Clear Communication

Communication is not press releases, media campaigns, or stage-managed speeches. Communication, at its simplest, is people talking and listening to each other. Good communication leaves people knowing that they have been understood, and that they can trust what they have heard in response.

In the context of politics and diplomacy, communication is people with shared goals and shared responsibilities coming together and with every option on the table, trying their best to find an agreement that works for both parties. In Ireland, we want to solve all of our political problems through this kind of communication.

From a scientific perspective, communication is the transfer of information from one person to another.

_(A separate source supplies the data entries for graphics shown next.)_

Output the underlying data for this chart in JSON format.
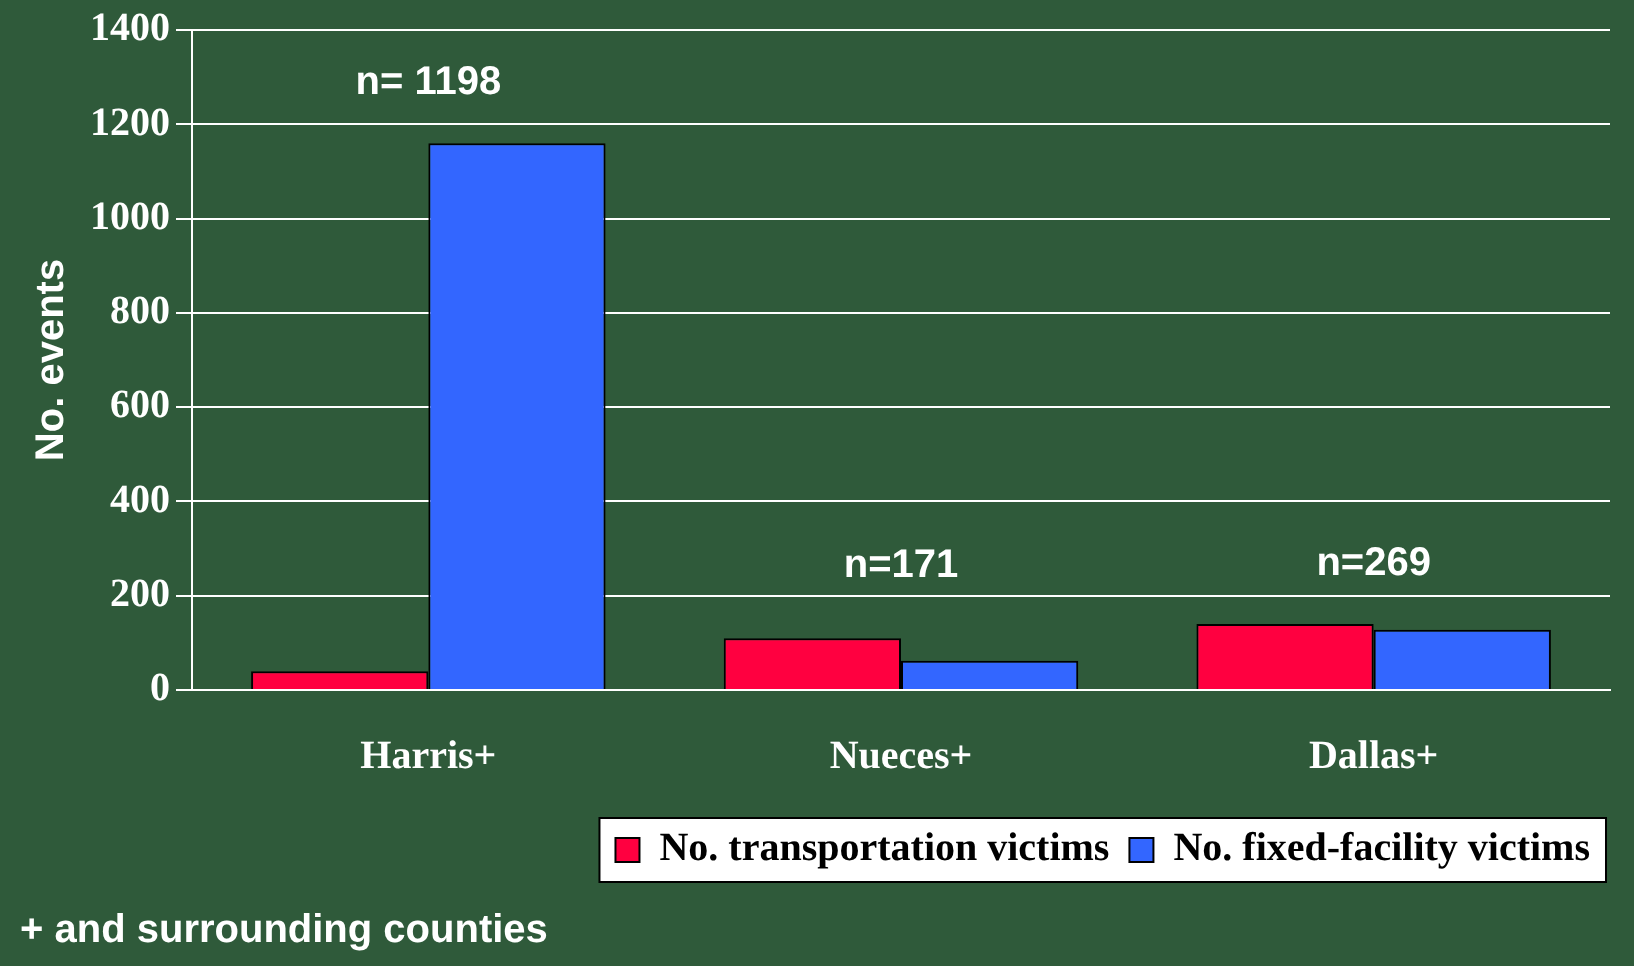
{
  "chart_data": {
    "type": "bar",
    "ylabel": "No. events",
    "categories": [
      "Harris+",
      "Nueces+",
      "Dallas+"
    ],
    "series": [
      {
        "name": "No. transportation victims",
        "color": "#ff0040",
        "values": [
          40,
          110,
          140
        ]
      },
      {
        "name": "No. fixed-facility victims",
        "color": "#3366ff",
        "values": [
          1160,
          62,
          128
        ]
      }
    ],
    "ylim": [
      0,
      1400
    ],
    "yticks": [
      0,
      200,
      400,
      600,
      800,
      1000,
      1200,
      1400
    ],
    "grid": "y",
    "legend": "bottom",
    "annotations": [
      "n= 1198",
      "n=171",
      "n=269",
      "+ and surrounding counties"
    ]
  }
}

In a large and complex task with multiple stakeholders, it is essential that important information – whether it is an idea, raw data, a list of objectives or a new set of rules – can flow quickly to its intended audience, and in a format that they can understand. Good communication isn’t just about listening or appreciating the other person, it is also a technical matter that involves multiple platforms, consistent messaging, timeliness, and tailoring the message to both the audience and the medium.

We will need to communicate with all stakeholders, both in the preparation and in the ongoing management of the plan. Stakeholders will have local information that will help us to design better policies and to adapt the policies as the environment changes. It’s important that we access this information and build it into the plan. Equally, policymakers will need to make important decisions at short notice, and it is essential that the people are made aware and understand the change of policy as soon as possible. This can only happen once we have established clear and open lines of communication across all media platforms, well in advance of implementation.